Mobile phones were great when they came out — they gave a real sense of liberation. Finally you didn’t need to stay in to wait for a call — “just call me on my mobile phone”. However, coverage was patchy and call prices extortionate. Now network coverage is much better, and call charges generally lower, but prices are still quite high in many countries, especially when using international “roaming”. And it never felt fair to pay £1 a minute to receive a call. I mean, why not just have the phone ring and have a message telling you that it will cost you an arm and a leg to receive this call, and ask if you want to continue? Or even better, give a message to the caller telling them that the person they are trying to call is in another country and it will cost them both arms and legs to contact them? No, the truth wouldn’t be good PR for the phone companies would it now? Instead, the phone companies prefer to hide behind a smokescreen of complicated and unfathomable call charges that require a PhD in Mathematics and Cryptology to decode. Confuse the punters, that’s the way to fleece them!
Now Skype has arrived. Free calls to other Skype users. Great! And, you can call people’s landline numbers internationally for around 2 eurocents per minute for bulk traffic countries, which is remarkably cheap. Skype works by routing your call across the internet (cost free) and avoiding the public telephone network until reaching the destination country, whereupon it pops its head up and joins a landline operator’s network, thereby limiting the cost to that of a national or even local call within the destination country. However, you need to be using a computer with internet access for all this to work.
Apparently, using a PDA or laptop, it is possible within some cities to use your usual ISP logon account to access the internet from a WiFi hotspot and then you can use things like Skype to call people. You could even use a Bluetooth headset with your laptop so you can talk and listen to the other party. So, in my opinion, we’re not “quite there yet” as one needs to carry a laptop/PDA and be in a place where WiFi is available and be able to use our ISP account — and this normally limits us to the country where we have opened our ISP account. An update on this — a friend tells me that logging on to a WiFi hotspot with your ISP account incurs quite a hefty monthly charge. Damn!
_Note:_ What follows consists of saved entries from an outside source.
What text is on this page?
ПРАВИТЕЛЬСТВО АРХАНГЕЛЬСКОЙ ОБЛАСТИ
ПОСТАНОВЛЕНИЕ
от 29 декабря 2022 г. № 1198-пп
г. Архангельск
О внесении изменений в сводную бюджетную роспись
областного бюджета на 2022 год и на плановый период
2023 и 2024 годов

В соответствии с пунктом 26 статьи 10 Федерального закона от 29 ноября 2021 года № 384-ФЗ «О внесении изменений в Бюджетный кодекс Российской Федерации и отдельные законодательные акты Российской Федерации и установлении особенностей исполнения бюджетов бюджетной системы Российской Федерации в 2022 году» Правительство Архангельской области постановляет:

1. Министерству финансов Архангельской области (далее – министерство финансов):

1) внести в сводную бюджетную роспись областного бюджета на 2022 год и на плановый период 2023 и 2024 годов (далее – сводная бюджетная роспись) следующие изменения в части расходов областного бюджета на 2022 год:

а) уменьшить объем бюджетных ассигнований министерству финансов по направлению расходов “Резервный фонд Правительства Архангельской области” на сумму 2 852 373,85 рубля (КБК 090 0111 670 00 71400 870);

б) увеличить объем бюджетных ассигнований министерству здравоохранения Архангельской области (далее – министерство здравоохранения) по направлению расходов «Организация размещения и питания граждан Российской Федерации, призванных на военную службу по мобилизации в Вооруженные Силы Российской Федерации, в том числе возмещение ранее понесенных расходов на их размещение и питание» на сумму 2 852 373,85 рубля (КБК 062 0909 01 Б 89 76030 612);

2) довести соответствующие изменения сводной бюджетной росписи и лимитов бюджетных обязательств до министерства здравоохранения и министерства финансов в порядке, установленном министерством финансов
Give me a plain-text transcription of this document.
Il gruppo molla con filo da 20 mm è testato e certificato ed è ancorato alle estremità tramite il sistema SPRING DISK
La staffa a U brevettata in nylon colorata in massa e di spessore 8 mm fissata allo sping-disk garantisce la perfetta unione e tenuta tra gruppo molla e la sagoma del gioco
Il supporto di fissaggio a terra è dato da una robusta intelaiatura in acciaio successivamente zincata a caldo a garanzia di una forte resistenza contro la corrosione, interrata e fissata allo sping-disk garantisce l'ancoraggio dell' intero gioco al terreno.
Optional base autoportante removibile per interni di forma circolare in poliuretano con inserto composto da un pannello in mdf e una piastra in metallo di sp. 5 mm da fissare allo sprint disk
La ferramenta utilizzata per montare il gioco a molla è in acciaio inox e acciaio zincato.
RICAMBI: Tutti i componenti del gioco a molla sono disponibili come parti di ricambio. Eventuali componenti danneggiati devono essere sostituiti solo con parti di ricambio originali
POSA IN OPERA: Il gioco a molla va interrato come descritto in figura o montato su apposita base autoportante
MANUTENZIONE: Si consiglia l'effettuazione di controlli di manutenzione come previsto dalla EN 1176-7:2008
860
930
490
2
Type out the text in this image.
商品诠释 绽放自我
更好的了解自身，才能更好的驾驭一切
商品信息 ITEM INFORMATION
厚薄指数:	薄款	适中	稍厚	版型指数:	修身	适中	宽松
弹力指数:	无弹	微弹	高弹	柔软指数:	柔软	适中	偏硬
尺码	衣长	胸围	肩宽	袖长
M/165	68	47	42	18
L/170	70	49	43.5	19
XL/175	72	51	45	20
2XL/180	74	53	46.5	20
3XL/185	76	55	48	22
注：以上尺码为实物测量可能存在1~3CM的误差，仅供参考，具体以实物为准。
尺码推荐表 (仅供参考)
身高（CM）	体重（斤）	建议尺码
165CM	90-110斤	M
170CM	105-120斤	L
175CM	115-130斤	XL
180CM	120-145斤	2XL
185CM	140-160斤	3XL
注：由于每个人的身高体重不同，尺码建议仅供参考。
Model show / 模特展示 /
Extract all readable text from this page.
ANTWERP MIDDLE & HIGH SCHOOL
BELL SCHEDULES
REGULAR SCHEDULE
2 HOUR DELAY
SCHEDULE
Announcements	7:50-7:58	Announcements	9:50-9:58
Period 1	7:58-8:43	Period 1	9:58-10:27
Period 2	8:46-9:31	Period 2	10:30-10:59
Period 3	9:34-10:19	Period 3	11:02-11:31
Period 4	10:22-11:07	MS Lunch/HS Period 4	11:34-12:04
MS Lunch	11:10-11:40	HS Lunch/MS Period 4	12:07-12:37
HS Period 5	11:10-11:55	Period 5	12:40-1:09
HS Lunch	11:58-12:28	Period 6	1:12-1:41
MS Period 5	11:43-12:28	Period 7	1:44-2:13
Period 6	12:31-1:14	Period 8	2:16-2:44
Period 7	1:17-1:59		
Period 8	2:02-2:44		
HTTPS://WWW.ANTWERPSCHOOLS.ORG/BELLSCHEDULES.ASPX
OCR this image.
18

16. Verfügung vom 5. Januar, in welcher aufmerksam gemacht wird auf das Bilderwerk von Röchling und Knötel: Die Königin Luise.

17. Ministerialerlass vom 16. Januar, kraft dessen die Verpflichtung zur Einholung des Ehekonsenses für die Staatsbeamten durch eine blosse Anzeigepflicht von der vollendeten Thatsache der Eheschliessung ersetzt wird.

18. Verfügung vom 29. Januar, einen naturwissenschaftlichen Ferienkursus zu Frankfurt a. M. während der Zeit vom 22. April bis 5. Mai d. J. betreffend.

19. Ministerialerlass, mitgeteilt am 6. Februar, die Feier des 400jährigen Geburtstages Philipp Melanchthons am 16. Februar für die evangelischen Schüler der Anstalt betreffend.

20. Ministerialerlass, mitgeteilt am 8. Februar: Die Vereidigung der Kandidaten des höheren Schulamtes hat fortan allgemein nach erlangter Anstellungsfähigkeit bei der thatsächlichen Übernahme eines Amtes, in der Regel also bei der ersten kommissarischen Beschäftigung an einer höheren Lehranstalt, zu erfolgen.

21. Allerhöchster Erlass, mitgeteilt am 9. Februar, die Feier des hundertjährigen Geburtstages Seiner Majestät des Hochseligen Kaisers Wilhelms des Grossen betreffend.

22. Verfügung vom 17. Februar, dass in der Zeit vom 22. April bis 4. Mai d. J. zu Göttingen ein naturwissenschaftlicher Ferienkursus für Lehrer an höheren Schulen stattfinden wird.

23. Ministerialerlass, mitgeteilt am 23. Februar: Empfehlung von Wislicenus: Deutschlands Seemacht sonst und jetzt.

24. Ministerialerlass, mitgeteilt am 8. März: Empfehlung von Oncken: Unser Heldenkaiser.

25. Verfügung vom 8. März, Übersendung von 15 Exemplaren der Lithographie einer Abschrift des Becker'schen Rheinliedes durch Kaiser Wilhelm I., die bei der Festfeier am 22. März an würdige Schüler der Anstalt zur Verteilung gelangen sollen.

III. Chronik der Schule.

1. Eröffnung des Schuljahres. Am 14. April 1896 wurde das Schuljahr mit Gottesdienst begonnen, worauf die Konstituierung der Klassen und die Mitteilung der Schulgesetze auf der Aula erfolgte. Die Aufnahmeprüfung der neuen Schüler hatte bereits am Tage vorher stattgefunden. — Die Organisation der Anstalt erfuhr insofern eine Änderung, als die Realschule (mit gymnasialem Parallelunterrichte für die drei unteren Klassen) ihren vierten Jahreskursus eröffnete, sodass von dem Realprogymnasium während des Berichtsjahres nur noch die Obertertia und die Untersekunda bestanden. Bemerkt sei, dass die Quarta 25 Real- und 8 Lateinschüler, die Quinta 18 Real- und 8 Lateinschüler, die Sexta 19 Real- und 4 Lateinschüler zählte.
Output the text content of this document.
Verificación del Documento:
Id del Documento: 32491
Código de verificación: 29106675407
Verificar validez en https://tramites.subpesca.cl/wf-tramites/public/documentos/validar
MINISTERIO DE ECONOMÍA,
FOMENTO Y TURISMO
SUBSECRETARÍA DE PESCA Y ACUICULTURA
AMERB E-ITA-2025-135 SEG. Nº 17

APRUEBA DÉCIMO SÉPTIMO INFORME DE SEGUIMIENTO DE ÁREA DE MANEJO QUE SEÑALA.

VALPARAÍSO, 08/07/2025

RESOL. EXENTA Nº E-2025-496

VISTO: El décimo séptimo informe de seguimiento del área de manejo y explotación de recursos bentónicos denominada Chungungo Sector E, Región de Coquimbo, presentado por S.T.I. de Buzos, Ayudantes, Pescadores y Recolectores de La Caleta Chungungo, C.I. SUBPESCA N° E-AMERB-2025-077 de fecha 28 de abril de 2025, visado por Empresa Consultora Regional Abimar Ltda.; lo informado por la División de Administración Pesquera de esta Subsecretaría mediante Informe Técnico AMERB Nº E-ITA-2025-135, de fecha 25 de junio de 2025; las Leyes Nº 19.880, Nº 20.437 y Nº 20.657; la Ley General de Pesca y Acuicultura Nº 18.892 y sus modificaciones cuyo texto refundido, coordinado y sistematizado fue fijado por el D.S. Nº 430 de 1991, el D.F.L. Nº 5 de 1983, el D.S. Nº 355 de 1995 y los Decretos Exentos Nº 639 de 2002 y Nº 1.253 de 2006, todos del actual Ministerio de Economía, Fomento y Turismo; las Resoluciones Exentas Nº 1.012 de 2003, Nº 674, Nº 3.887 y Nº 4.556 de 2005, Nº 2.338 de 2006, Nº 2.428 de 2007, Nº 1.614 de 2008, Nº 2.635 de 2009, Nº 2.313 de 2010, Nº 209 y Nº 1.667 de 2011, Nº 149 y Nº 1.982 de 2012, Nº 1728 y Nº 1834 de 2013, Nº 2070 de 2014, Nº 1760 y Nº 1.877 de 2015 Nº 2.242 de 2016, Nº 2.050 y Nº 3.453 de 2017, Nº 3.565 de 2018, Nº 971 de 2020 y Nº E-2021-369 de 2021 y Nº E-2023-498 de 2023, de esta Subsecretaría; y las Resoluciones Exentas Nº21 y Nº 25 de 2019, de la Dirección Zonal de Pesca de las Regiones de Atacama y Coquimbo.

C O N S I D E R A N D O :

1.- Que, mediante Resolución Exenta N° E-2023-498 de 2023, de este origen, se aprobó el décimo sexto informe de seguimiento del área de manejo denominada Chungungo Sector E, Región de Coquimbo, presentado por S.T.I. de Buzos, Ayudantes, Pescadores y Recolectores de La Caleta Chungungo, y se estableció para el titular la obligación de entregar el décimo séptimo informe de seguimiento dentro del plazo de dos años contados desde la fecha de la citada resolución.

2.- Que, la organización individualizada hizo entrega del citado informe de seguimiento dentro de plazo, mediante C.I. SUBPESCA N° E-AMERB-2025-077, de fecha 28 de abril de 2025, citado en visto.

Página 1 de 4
I understand that there are new mobile phones being worked on at the moment which can use the usual mobile operator network, but if you are near your home landline it can automatically switch to use your IP router via bluetooth to continue the call. This should reduce call charges as you will avoid paying some of the higher mobile network operator’s call charges. But what if you are 1KM from your house, or 100KMs? Why not just use Skype to Skype for free if you’re home if possible? British Telecom’s “BT Fusion” service, previously named “Bluephone”, had a spectacular bug at launch which was that after initiating a call using a mobile operator’s network, after automatically switching to the domestic connection when in range, it failed to terminate the call on the mobile network, thus incurring an incorrect and potentially expensive call. BT, test your gear properly before launching it! That’s a serious and obvious bug! But things are progressing at least.
However, one day in the hopefully not too distant future, I dream of having a phone which uses VOIP for all calls. It would work by you gaining internet access through a global ISP with which you have a subscription. Access could be gained via either a WiFi hotspot or a mobile operator’s network at a pre-negotiated minimal fee (ha!). I suspect that mobile operator’s may continue to be greedy and that the result of this would be that WiFi access would be the preferred connection, if available.
If you live in a city, getting a “free ride” onto the internet via someone else’s “out-of-the-box” unprotected WiFi router is apparently quite easy, so if you have a phone/smartphone with WiFi capability, in theory, if Skype could run on your device, you should be able to get free Skype-to-Skype calls, and call landline for only 2 eurocents per minute to major telecom destination countries 🙂
Update: 03/01/2006
City-wide wi-fi rolls out in UK:
Each hotzone will turn broadband-speed internet into radio signals to allow people to surf the net, send e-mails, play online games and make cheap phone calls over wi-fi.
“Providing ubiquitous wireless broadband access, over a network that is available to millions of wi-fi devices, and will be available to the new generation of wi-fi phones, gaming devices and other applications will have a major impact on the way people communicate, work and play in city centres,” said George Polk, chief executive of The Cloud.
The hotzones will rival existing mobile phone networks.
Around 25 mobile phone handsets currently have wi-fi chips installed. Pressing a button on the phone allows users to bypass their own mobile phone network to connect to the internet and make cheap broadband phone calls.
Update: 07/02/2006
Global wi-fi plan gets $22m boost: Google, Skype & Fon are on the case — now we’re talking!